"Polls are not entertainment"

By Pascal SteinwachsLex Kleren Switch to German for original article

The Sunday question ("Who would you vote for if there were an election on Sunday? ") is only a snapshot, as they say, but it still keeps many politicians awake twice a year. We visited the Ilres and asked them about it.

Ilres General Director Tommy Klein ‒ Ilres stands for Institut luxembourgeois de recherches sociales et d'études de marchés ‒ receives us late in the morning in the ultra-modern premises of the opinion research institute in Bartringen and, despite a packed agenda, takes all the time in the world to talk to us. The 37-year-old, who always wanted to do something "where you get to know society and understand it better" and who is very interested in politics, has a master's degree in sociology and philosophy and has been working at Ilres in various positions since April 2013.

Lëtzebuerger Journal: To start with a banal question: What is opinion research?

Tommy Klein: I see us as the mouthpiece of society. I think that there are not many occasions where the ordinary citizen has the opportunity to speak out. Surveys can be a means through which people can express their opinion and also contribute to a policy, for example when it comes to evaluating a decision. Opinion research gives society a voice.

Can you be a little more specific?

The role of opinion research is to neutrally cover the different opinions on a certain topic or issue in society and to communicate them to the outside world.

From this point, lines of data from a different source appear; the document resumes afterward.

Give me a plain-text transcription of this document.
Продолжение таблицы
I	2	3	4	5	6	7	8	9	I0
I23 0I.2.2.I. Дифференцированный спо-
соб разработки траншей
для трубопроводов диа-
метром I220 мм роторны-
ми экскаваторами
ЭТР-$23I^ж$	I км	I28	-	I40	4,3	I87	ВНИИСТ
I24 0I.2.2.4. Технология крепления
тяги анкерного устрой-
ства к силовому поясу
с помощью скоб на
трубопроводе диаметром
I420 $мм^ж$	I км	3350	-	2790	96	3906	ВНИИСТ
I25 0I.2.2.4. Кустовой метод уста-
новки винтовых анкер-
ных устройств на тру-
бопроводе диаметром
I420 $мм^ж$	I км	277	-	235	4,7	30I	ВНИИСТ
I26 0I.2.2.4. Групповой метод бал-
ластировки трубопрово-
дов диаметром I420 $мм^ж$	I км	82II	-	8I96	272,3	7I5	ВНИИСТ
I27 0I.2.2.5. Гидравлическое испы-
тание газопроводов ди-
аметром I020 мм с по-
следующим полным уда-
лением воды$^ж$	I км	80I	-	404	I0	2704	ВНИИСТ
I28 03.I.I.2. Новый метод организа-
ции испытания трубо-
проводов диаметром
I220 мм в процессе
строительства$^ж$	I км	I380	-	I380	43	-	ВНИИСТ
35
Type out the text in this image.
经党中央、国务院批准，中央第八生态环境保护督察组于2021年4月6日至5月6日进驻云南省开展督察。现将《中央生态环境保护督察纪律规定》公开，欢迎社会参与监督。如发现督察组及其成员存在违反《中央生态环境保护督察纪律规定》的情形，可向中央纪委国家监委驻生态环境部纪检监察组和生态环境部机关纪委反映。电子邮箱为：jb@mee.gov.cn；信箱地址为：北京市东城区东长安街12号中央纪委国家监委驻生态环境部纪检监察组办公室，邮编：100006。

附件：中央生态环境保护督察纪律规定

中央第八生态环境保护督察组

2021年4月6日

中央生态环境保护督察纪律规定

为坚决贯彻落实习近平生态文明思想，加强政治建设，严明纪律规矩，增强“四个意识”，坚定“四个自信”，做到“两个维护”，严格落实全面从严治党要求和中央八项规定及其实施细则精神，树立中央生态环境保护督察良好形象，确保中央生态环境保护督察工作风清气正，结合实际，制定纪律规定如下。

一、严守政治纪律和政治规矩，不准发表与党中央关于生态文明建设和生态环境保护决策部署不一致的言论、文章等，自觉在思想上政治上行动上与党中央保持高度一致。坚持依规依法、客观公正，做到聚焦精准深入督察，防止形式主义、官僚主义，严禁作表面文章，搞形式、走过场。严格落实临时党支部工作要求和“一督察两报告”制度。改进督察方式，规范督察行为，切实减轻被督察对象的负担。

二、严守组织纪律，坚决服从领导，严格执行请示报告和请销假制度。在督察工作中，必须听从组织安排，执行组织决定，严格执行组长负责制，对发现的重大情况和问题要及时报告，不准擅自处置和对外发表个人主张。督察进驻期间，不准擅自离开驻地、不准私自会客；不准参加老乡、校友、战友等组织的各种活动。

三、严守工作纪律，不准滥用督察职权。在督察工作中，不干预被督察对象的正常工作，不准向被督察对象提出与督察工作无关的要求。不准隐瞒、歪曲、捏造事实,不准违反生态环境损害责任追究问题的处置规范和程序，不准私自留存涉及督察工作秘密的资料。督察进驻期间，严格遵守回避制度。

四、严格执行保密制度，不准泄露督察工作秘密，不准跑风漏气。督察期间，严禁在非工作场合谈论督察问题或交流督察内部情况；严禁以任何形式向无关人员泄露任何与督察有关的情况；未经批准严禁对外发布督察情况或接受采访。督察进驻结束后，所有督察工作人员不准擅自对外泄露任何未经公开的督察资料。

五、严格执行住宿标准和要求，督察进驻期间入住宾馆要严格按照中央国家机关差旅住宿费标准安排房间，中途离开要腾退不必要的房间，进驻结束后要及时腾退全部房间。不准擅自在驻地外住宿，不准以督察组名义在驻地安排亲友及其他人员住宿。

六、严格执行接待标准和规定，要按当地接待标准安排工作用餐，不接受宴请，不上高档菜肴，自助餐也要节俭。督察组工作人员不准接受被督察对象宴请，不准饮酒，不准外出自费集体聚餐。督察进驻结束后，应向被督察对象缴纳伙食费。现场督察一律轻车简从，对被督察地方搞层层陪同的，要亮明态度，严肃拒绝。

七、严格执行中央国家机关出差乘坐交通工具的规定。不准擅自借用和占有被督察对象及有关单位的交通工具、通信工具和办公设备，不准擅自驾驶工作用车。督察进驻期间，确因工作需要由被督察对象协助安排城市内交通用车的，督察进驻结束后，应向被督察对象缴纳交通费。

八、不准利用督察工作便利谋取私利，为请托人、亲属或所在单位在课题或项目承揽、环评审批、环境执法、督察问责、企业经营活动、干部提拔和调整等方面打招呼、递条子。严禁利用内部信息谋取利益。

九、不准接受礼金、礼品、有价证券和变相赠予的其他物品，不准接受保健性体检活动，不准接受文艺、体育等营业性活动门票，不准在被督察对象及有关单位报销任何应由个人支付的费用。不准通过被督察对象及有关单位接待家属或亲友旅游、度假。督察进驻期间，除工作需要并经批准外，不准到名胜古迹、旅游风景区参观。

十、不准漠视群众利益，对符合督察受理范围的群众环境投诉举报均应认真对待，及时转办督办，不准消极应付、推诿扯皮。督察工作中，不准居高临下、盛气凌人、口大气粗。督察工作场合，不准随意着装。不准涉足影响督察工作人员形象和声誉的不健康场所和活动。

How much power do pollsters have?

You always have to find a balance between a neutral presentation of the results and the outward effect that a survey can have. I know that especially those surveys that are also published are strongly discussed in public and the people that appear in them are asked many a question about the results. Of course, one can speak of a certain influence. However, we also do a whole series of surveys that are not published.